Hi Jamf Nation,
Today we're releasing a hotfix for Jamf Pro that addresses a recently responsibly disclosed security issue.
We strongly recommended that you upgrade to Jamf Pro 10.32.1 as soon as possible. The following CVE is addressed by this release:
This is a placeholder CVE that will be updated once we can disclose more information. We have scored this at a 7.5 High security severity using CVSSv3.1 and recommend this update to all customers as this impacts all supported versions of Jamf Pro.
Please read the resolved issues section of the release notes for more information. Additional details on the resolved vulnerability will be made available at a future date to allow for Jamf Pro instances to be patched before full disclosure.
Please note this does not affect the cloud upgrade schedule for this upcoming weekend. You can find the cloud upgrade schedule here.
Read the full release notes here.
We intentionally do not populate the CVE with the information initially as that would disclose the issue which would put people not patched at risk.
Once customers have ample amount of time to upgrade to the patched version we will update the CVE entry with more information. This time period varies depending on customer adoption.
At this point all we can disclose here is its a security issue that we have ranked at a 7.5 High severity and that it impacts all supported versions of Jamf Pro. There are a few more details that will be shared via email from Customer Success but the crux of the info is that it's a high security severity that is only fixable via upgrading Jamf Pro.
@BadinChuck, Jamf Cloud mass upgrades are scheduled in advance so customers know when services may be unavailable. If a cloud customer wishes to upgrade sooner they just need to reach out to Customer Success. Since we have no control over when customers who host their own instances update we provide the installer immediately and just ask that they do it at their earliest convenience to best protect themselves from risks.

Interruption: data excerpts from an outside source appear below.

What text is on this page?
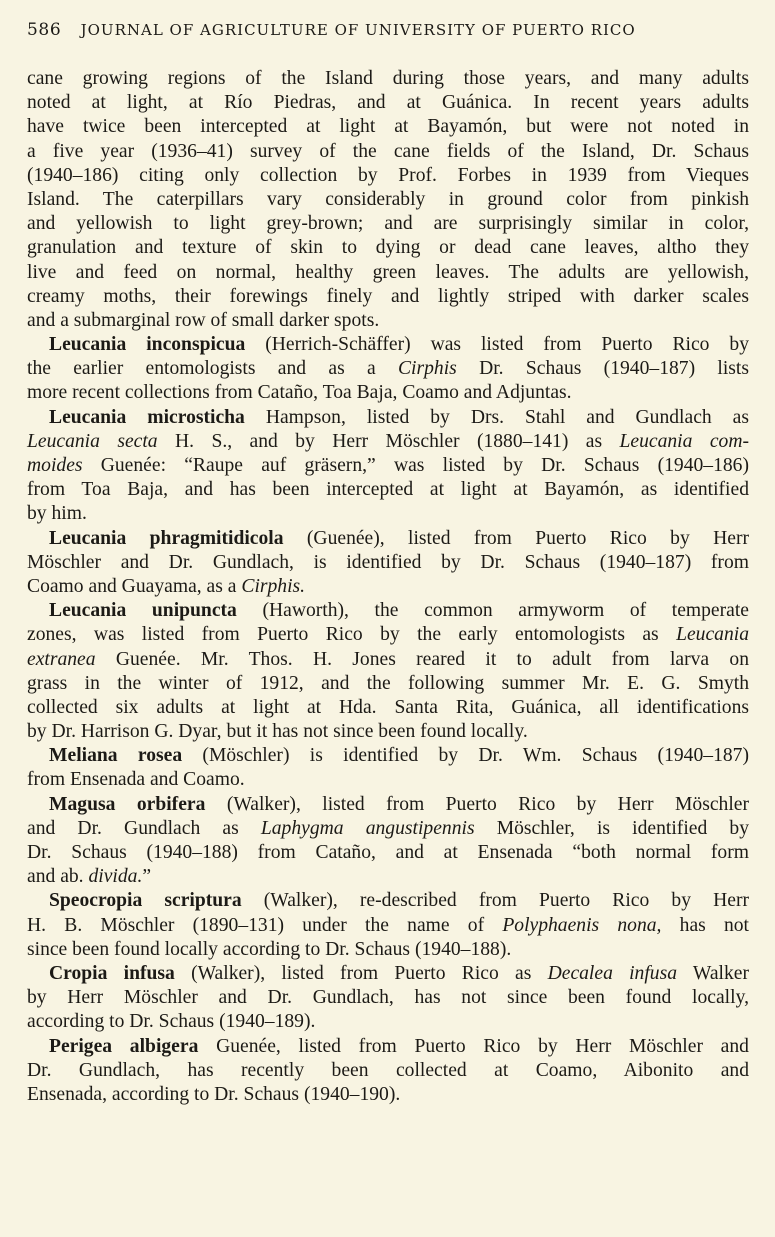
586 JOURNAL OF AGRICULTURE OF UNIVERSITY OF PUERTO RICO
cane growing regions of the Island during those years, and many adults
noted at light, at Río Piedras, and at Guánica. In recent years adults
have twice been intercepted at light at Bayamón, but were not noted in
a five year (1936–41) survey of the cane fields of the Island, Dr. Schaus
(1940–186) citing only collection by Prof. Forbes in 1939 from Vieques
Island. The caterpillars vary considerably in ground color from pinkish
and yellowish to light grey-brown; and are surprisingly similar in color,
granulation and texture of skin to dying or dead cane leaves, altho they
live and feed on normal, healthy green leaves. The adults are yellowish,
creamy moths, their forewings finely and lightly striped with darker scales
and a submarginal row of small darker spots.
Leucania inconspicua (Herrich-Schäffer) was listed from Puerto Rico by
the earlier entomologists and as a Cirphis Dr. Schaus (1940–187) lists
more recent collections from Cataño, Toa Baja, Coamo and Adjuntas.
Leucania microsticha Hampson, listed by Drs. Stahl and Gundlach as
Leucania secta H. S., and by Herr Möschler (1880–141) as Leucania com-
moides Guenée: “Raupe auf gräsern,” was listed by Dr. Schaus (1940–186)
from Toa Baja, and has been intercepted at light at Bayamón, as identified
by him.
Leucania phragmitidicola (Guenée), listed from Puerto Rico by Herr
Möschler and Dr. Gundlach, is identified by Dr. Schaus (1940–187) from
Coamo and Guayama, as a Cirphis.
Leucania unipuncta (Haworth), the common armyworm of temperate
zones, was listed from Puerto Rico by the early entomologists as Leucania
extranea Guenée. Mr. Thos. H. Jones reared it to adult from larva on
grass in the winter of 1912, and the following summer Mr. E. G. Smyth
collected six adults at light at Hda. Santa Rita, Guánica, all identifications
by Dr. Harrison G. Dyar, but it has not since been found locally.
Meliana rosea (Möschler) is identified by Dr. Wm. Schaus (1940–187)
from Ensenada and Coamo.
Magusa orbifera (Walker), listed from Puerto Rico by Herr Möschler
and Dr. Gundlach as Laphygma angustipennis Möschler, is identified by
Dr. Schaus (1940–188) from Cataño, and at Ensenada “both normal form
and ab. divida.”
Speocropia scriptura (Walker), re-described from Puerto Rico by Herr
H. B. Möschler (1890–131) under the name of Polyphaenis nona, has not
since been found locally according to Dr. Schaus (1940–188).
Cropia infusa (Walker), listed from Puerto Rico as Decalea infusa Walker
by Herr Möschler and Dr. Gundlach, has not since been found locally,
according to Dr. Schaus (1940–189).
Perigea albigera Guenée, listed from Puerto Rico by Herr Möschler and
Dr. Gundlach, has recently been collected at Coamo, Aibonito and
Ensenada, according to Dr. Schaus (1940–190).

@joseph_thompson All standard hosting Jamf Cloud will be updated to 10.32.1 this weekend unless it's otherwise requested by the customer. If you put in a request this morning you should expect a response soon and they will be able to upgrade you ahead of schedule if that is your request.
@inflicted, No, the hot fix above is to resolve the Jamf product issue PI-010111.
The forcedentry vulnerability is related to Apple OS functionality. More information on their recent updates can be found at Apple: https://support.apple.com/en-ca/HT212807 & https://support.apple.com/en-us/HT212804
It is recommended that people update to versions recommended by vendors to resolve the issues.